Write-up published
Resolved
As of 7:45 PM UTC, all affected services have fully recovered and are operating normally.
Agents Platform and Audio Platform (Website) have returned to full health. Text-to-Speech (TTS), Speech-to-Text (STT), and Dubbing APIs were unaffected throughout the incident.
The root cause has been identified and remediated. We will be conducting a thorough post-incident review and will share further details in a follow-up report.
We apologize for the disruption and appreciate your patience throughout this incident. If you are still experiencing any issues, please don't hesitate to contact our support team.
Monitoring
Affected services continue to show sustained improvement following the changes implemented earlier. We are continuing to monitor key metrics and will confirm full resolution once we are satisfied with stability across baseline error rates.
Next update in 15-20 minutes.
Monitoring
We have implemented changes to the affected services that have resulted in signs of recovery and improved performance. We are closely monitoring to confirm stability and will provide an another update in 15–20 minutes.
Identified
Our team remains fully engaged and continues to work through active lines of investigation. All previously noted affected and operational components remain in the same state.
We will provide another update in 15-20 minutes
Identified
We are continuing to investigate all possible root causes and eliminate potential causes. Additionally we are clarifying affected products below.
What's affected:
Agents Platform - degraded performance due to issues around conversation initiation. Conversations that do start function as normal thus API customers should retry failed initiation conversations.
Website - intermittent slowness
What's working normally:
Text-to-Speech (TTS) API
Speech-to-Text (STT) API
Dubbing API
Our engineering team remains fully engaged and is continuing to work through active lines of investigation alongside our infrastructure provider. We are iterating on potential mitigations and monitoring the results closely.
We will continue to provide updates every 15-20 minutes.
Identified
Our team continues to actively investigate the degraded performance affecting services. We are working through several lines of investigation in parallel and methodically testing potential contributing factors.
This remains escalated with our infrastructure provider and internal leadership, with additional engineering resources dedicated to this effort. While a definitive root cause has not yet been identified, each step is helping us build a clearer picture of the underlying issue.
We understand the impact this is having and are treating this with the highest priority. We will provide another update in 15-20 minutes.
Identified
Our engineering team is actively exploring multiple remediation paths in parallel while working to isolate the root cause. We have escalated this issue both to our infrastructure provider and to internal leadership to ensure it receives the highest level of attention and resources.

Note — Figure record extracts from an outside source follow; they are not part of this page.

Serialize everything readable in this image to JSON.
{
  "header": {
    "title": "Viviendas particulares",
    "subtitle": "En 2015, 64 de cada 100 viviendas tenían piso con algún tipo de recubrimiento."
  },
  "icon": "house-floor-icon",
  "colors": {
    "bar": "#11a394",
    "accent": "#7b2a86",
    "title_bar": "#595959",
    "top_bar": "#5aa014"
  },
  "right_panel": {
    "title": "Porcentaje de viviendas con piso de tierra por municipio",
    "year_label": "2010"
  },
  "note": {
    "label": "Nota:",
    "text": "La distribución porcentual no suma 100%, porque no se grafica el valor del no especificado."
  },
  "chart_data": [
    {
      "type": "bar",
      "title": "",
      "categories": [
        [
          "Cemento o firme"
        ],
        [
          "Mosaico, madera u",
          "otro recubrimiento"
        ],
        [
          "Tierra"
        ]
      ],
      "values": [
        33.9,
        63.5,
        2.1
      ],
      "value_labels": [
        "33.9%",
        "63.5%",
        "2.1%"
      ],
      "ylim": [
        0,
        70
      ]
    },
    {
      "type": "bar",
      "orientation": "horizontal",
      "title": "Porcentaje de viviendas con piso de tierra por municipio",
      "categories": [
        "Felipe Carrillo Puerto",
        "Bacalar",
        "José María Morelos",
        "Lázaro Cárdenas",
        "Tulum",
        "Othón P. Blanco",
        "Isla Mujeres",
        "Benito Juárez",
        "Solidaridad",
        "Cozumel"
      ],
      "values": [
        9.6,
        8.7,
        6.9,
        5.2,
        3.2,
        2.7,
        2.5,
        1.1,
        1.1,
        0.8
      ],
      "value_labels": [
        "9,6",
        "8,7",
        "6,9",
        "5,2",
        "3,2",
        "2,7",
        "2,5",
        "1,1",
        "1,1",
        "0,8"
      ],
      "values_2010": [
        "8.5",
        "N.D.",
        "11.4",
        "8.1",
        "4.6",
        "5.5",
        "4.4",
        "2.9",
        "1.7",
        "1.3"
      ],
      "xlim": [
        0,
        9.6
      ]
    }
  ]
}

A definitive root cause has not yet been identified, but we are making iterative changes and closely monitoring their impact. We will continue to provide updates as our investigation progresses.
Identified
Our engineering team is continuing to investigate issues with the cloud provider components. Multiple engineering teams and leadership is involved in the efforts. We'll continue monitoring closely and provide timely updates as the situation evolves.
Identified
We have isolated the components responsible for performance degradation and are attempting to implement workarounds to bypass the affected cloud provider services.
Identified
We have identified an underlying issue with our cloud provider that is impacting service availability.
Investigating
We are currently investigating an issue with website and API requests and are working to identify the root cause as quickly as possible. We will provide an update as soon as more information becomes available.
TTS API request and Agents conversations are working. There may be issues related to API services that affect conversation initiation.